First of all, Pakistan little needs MFN status. It exports less than half a billion dollars of goods to India – in 2017-18, it exported $488 million, mostly fruits and nuts and some minerals. In the same year, India’s exports to Pakistan totalled $1.92 billion, of which $544 million came from cotton.

If Pakistan, in retaliation, decides to buy less from India, we will lose more skin than they do. True, the economically weaker Pakistan could be hurt more by the excoriation, but the country’s hat is filling up. Saudi Arabia’s Crown Prince Mohammed bin Salman, badly bruised in the Jamal Khashoggi murder affair, is on a mission to ingratiate himself with anyone willing to shake hands with him. Ahead of his visit to Pakistan, bin Salman is offering Pakistan $6 billion worth of freebies, half in deposits and the rest in deferred oil payments.
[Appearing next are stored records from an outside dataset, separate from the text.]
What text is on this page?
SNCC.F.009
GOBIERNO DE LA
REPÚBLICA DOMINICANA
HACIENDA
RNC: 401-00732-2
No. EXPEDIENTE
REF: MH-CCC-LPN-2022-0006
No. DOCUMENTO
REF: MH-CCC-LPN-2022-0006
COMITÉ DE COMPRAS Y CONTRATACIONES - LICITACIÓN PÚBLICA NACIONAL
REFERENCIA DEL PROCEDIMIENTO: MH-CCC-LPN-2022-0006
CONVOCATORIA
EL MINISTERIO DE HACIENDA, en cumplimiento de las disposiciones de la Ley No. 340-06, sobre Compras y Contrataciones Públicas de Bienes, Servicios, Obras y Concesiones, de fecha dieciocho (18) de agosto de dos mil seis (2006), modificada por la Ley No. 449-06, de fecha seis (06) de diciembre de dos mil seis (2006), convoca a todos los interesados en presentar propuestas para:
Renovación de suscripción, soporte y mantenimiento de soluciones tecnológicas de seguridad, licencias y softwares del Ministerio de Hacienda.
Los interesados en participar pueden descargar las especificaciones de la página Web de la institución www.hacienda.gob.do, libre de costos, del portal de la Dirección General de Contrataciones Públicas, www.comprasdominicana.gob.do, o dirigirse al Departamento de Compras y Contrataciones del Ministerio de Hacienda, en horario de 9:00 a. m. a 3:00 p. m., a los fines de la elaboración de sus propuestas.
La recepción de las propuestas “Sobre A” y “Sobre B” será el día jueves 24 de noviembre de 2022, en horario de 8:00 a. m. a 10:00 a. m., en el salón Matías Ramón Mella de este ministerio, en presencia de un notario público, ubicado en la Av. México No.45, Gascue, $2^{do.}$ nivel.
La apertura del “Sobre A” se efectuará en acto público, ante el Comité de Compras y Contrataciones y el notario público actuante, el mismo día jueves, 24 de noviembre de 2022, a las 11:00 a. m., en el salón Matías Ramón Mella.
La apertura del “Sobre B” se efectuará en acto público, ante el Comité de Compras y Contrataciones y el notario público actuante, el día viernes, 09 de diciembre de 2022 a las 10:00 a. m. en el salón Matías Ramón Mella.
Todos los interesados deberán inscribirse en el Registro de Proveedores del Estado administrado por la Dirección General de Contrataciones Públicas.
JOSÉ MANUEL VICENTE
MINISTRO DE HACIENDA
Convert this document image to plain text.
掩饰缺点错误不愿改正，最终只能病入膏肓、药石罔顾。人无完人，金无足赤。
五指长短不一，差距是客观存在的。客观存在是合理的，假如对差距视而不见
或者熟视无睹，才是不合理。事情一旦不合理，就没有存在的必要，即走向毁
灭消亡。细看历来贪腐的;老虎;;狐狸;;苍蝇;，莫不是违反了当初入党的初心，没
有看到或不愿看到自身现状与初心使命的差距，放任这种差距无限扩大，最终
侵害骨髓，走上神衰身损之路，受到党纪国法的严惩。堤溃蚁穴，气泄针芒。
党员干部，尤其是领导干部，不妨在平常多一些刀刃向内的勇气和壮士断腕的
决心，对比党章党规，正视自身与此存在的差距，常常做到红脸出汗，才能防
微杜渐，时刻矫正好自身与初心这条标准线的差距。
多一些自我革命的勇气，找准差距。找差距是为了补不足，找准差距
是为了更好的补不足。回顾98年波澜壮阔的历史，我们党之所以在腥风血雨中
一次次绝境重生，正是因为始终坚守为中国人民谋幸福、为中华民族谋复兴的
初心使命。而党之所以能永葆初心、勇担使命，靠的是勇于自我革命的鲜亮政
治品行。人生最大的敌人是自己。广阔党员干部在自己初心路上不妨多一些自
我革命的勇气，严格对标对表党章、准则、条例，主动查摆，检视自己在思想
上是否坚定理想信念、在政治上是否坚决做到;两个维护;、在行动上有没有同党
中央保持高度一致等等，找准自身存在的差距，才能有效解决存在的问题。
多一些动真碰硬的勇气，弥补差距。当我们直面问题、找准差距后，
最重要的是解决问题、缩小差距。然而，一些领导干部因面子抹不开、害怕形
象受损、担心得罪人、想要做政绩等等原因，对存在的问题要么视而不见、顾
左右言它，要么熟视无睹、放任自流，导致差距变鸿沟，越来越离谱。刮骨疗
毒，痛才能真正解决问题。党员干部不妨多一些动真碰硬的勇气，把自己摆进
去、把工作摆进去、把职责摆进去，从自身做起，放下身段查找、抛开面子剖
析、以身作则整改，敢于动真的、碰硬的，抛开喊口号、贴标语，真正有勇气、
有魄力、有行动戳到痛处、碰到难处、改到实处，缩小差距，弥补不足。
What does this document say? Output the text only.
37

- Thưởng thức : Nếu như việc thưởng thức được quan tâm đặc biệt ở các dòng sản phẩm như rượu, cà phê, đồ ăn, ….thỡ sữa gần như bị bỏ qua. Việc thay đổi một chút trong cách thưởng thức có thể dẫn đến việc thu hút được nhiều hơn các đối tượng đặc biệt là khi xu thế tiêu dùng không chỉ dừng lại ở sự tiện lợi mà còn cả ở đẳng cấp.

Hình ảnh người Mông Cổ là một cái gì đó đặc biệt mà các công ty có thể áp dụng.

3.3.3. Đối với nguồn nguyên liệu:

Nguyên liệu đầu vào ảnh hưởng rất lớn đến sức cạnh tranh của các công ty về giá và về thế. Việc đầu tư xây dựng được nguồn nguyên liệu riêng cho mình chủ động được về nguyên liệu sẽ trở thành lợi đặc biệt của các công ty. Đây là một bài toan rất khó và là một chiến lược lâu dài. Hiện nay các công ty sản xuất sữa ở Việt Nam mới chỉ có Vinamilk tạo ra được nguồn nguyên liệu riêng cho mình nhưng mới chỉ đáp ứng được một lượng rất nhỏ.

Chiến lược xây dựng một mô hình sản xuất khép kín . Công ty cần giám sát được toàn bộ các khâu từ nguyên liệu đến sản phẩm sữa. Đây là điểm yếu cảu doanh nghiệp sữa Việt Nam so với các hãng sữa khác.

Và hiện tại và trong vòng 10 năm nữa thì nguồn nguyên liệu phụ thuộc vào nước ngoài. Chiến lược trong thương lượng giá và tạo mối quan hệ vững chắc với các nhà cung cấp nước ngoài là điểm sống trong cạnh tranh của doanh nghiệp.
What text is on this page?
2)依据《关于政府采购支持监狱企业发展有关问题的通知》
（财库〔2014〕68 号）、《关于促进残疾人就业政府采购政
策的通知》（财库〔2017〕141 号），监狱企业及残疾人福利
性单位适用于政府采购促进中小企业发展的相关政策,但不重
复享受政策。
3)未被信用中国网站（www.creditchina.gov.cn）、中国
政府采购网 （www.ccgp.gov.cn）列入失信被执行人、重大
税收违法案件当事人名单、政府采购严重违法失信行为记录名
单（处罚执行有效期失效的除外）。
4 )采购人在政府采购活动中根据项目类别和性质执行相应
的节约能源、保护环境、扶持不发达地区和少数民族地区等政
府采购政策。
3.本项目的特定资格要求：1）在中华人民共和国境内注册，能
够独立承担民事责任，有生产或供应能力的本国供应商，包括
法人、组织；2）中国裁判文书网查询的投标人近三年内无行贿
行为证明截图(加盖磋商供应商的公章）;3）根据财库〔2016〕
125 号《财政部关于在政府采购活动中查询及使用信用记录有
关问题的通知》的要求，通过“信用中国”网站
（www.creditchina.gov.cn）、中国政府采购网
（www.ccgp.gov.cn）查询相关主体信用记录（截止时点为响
Pakistan won’t miss the loss of exports to India much.

But the uselessness of the ‘withdraw MFN status’ move ought to be seen against a bigger backdrop. To decry Pakistan whenever there is a terror attack in India may provide cathartic relief, but it is really barking up the wrong tree. No denying that the roots of terror are firmly in Pakistan’s soil but there is little evidence to show that Pakistan’s official establishment is behind it. It is often not even the ISI. The dovish former Pakistan Ambassador to the US, Husain Haqqani writes in his ‘Why can’t we just be friends?’ that ISI chief Ahmed Shuja Pasha told him about 26/11, “ log hamare thaey, operation hamara nahin tha ” (they were Pakistanis but the operation was not ours). If you want to break the back of terrorism, hysteric calls to ‘teach Pakistan a lesson’ hardly helps. It is like twisting the arm of a man whose hands are already tied.